During the last flu season, 183 children in the United States died because of influenza. The majority of these children were unvaccinated, and half of them were previously healthy. Flu is a serious disease. People think it’s just a cold, but it isn’t.

JC: I think the public doesn’t understand how amazing vaccines are; vaccines should be touted as the most successful technology in human history. For some reason our society has tagged vaccines, and actually flu vaccines in particular, with some kind of weird aura that people have some hesitancy about them.
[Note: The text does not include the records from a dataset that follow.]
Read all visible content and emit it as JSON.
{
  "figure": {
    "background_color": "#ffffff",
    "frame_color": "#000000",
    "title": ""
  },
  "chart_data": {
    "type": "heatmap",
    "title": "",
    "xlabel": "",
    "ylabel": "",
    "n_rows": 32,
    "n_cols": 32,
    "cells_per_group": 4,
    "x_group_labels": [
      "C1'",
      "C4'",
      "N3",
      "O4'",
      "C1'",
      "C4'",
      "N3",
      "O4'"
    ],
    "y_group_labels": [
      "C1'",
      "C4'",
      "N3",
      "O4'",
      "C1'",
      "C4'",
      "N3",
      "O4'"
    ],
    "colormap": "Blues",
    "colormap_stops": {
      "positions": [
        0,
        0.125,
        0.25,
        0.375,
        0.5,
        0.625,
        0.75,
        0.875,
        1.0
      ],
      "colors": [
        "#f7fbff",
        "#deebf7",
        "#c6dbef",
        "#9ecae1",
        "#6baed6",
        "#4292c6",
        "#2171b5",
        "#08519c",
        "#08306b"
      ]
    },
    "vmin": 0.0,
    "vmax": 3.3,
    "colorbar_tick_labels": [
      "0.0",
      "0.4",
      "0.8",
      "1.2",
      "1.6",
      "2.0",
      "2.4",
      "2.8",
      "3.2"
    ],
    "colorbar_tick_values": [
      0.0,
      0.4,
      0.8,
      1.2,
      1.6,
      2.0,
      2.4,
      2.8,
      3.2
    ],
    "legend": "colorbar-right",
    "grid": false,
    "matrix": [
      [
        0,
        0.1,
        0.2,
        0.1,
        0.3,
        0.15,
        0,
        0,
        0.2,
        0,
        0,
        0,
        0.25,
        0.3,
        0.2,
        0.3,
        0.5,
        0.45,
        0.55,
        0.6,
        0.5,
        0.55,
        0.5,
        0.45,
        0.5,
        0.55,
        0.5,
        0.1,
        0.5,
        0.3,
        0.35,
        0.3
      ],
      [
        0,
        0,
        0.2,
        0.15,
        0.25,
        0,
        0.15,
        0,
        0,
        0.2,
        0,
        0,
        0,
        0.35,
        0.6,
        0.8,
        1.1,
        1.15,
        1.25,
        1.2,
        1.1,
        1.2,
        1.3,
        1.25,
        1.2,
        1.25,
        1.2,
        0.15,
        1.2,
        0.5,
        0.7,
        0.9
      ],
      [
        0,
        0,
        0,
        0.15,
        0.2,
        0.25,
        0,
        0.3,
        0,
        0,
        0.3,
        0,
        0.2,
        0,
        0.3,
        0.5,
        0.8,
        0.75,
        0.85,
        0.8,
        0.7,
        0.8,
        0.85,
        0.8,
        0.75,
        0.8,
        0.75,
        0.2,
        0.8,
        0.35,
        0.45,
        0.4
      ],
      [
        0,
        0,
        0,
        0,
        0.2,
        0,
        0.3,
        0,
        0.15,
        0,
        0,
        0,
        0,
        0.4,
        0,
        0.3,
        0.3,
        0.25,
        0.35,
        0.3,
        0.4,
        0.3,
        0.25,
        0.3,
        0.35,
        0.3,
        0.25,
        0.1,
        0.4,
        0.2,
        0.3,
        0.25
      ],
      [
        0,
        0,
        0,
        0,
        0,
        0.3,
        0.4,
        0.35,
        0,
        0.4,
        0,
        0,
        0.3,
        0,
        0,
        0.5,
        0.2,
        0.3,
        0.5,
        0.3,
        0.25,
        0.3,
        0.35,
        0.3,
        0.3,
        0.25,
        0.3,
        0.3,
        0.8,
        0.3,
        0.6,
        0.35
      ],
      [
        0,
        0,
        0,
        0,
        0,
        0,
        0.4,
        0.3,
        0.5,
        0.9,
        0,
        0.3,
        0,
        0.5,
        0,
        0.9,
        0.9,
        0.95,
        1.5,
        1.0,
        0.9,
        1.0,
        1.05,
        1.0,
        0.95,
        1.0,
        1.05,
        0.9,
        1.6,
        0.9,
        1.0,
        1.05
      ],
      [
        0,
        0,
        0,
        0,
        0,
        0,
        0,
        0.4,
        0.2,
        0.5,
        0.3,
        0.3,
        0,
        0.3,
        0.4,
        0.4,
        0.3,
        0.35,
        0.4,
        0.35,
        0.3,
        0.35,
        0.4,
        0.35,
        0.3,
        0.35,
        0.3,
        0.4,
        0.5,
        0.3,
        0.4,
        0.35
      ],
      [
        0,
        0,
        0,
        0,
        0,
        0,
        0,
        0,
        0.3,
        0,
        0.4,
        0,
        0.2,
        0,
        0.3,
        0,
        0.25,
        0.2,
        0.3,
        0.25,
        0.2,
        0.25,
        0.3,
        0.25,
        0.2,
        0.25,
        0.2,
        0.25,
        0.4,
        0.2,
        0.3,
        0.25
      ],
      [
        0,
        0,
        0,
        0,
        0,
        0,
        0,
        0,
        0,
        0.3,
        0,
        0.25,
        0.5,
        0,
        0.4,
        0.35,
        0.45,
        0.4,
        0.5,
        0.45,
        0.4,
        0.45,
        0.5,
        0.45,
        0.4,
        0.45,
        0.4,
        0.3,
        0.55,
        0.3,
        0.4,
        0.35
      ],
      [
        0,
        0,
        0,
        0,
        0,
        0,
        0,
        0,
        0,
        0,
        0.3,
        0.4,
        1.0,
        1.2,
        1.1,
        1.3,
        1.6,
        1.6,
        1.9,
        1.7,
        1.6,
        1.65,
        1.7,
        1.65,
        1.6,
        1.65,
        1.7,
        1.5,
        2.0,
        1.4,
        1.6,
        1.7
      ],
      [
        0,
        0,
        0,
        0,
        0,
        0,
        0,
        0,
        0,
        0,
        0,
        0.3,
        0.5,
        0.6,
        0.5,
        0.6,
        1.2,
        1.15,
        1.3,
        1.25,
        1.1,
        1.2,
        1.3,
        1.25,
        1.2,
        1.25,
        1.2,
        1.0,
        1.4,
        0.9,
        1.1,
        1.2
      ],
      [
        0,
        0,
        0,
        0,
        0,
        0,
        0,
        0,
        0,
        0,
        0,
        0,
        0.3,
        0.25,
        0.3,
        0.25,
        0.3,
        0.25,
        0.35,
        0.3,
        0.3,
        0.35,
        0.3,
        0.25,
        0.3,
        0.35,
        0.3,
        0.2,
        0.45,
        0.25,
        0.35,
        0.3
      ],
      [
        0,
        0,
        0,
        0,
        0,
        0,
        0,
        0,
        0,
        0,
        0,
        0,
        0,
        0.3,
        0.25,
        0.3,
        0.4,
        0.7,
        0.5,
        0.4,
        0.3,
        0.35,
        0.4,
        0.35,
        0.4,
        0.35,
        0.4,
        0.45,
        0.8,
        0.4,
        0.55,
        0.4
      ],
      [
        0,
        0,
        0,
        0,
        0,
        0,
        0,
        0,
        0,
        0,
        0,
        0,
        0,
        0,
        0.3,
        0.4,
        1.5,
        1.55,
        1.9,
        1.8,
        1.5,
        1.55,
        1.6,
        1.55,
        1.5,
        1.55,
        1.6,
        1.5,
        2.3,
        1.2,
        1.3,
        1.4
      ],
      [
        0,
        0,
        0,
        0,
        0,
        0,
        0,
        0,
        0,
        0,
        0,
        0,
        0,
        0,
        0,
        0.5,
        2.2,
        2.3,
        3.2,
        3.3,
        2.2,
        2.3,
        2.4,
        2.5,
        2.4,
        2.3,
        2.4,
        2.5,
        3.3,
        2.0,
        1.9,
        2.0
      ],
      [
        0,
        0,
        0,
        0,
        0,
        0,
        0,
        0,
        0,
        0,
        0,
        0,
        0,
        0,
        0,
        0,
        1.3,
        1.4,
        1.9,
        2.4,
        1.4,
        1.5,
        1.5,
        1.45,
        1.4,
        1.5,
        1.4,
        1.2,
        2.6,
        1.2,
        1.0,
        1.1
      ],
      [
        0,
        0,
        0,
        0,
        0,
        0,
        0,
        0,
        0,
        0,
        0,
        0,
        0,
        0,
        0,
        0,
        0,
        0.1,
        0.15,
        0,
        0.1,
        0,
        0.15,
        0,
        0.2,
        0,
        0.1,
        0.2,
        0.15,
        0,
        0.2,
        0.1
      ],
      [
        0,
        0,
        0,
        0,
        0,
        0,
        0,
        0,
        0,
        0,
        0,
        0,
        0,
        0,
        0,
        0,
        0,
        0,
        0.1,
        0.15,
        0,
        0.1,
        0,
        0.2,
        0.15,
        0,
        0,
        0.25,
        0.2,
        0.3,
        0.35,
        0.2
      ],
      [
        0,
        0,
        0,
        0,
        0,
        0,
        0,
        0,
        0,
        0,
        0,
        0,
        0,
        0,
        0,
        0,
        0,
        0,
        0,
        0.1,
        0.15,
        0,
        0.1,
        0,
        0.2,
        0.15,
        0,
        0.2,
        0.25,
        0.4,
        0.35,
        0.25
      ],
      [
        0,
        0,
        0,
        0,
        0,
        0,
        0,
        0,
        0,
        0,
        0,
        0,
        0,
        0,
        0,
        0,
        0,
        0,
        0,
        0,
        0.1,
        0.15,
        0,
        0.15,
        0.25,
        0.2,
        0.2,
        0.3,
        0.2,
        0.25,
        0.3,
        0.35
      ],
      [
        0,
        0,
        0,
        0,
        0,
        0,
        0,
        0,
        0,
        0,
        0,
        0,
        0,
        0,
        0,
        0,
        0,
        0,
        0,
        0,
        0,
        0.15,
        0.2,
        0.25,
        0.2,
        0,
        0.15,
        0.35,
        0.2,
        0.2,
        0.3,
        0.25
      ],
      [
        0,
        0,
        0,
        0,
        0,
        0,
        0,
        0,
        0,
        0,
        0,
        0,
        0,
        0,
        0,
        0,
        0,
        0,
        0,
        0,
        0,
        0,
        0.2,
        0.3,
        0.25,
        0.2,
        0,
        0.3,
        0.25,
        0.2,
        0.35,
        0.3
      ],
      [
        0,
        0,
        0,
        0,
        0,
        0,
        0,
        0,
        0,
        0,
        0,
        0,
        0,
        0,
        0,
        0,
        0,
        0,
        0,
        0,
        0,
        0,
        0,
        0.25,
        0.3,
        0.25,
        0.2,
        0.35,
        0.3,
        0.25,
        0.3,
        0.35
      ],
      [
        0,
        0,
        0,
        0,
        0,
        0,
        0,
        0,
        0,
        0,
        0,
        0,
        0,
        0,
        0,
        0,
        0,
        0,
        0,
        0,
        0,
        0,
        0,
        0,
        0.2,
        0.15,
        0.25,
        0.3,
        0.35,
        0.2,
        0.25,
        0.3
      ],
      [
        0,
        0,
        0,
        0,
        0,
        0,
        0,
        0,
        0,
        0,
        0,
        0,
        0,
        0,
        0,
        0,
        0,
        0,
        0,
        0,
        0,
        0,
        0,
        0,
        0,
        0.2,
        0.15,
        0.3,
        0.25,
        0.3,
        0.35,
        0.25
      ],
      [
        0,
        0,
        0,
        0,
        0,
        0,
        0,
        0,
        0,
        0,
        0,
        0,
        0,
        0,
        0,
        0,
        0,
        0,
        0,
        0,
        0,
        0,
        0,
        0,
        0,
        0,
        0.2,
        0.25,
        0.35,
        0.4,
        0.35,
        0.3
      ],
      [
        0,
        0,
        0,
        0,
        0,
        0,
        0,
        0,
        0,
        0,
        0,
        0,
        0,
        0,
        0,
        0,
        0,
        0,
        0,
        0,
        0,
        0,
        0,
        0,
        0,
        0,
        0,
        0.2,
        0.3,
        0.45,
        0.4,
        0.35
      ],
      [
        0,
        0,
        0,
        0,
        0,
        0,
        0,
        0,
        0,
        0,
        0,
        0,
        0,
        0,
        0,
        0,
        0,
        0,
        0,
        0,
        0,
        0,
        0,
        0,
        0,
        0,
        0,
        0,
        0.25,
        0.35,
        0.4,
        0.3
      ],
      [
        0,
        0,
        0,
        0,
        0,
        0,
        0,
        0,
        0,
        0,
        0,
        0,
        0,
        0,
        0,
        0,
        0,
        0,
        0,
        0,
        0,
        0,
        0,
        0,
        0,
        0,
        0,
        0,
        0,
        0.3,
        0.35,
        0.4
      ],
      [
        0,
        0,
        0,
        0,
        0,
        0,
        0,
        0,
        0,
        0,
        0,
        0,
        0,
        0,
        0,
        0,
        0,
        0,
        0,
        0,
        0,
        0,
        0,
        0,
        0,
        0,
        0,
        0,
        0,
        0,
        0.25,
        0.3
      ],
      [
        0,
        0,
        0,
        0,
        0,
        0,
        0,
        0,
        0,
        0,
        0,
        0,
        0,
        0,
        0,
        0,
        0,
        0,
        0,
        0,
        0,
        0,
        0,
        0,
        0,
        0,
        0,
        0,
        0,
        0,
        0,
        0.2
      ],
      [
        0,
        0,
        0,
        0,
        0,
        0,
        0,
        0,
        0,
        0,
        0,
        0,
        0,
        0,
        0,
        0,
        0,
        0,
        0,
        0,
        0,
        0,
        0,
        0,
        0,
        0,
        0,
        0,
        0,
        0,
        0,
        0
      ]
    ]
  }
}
It’s crazy. People would rather become infected with wild type flu, which we know kills tens of thousands of people every year, than they would take a vaccine which might make 5 to 10 percent of peoples’ arms hurt for a day. That does not make sense.

People really ought to be knocking on their Congressman’s door saying, when am I going to get my universal flu vaccine? Honestly, the NIH budget is pretty small compared to other allocations of funds we make. We’re at risk for a virus that demonstrably can kill 50 million people; wow, you might want to be prepared for such a thing.

WS: We should all, every one of us older than 6 months of age, get vaccinated against influenza each and every year. Without a doubt, the current vaccine we have is the best way to prevent influenza. It’s an imperfect vaccine, but year in and year out, it completely prevents many, many cases of influenza. And even if you get the vaccine and consequently still get influenza, you’re very likely to have a milder, less serious infection; you’re less likely to get pneumonia, have to go to the hospital, be admitted into the intensive care unit; and you’re less likely to die. We ought to give the vaccine more credit. I like to paraphrase the old French philosopher Voltaire, who reminded us that waiting for perfection is the great enemy of the current good. And what we have today is a pretty good vaccine; it happens to be the best that medical science can produce today. We ought to use the best we have to do a lot of good each year.

In the meantime, we need even more attention and more financial support to advance influenza diagnosis, treatment and vaccine creation. That would have collateral advances for the prevention of many other diseases at the same time. That continues to be a profoundly sound investment on the part of our society.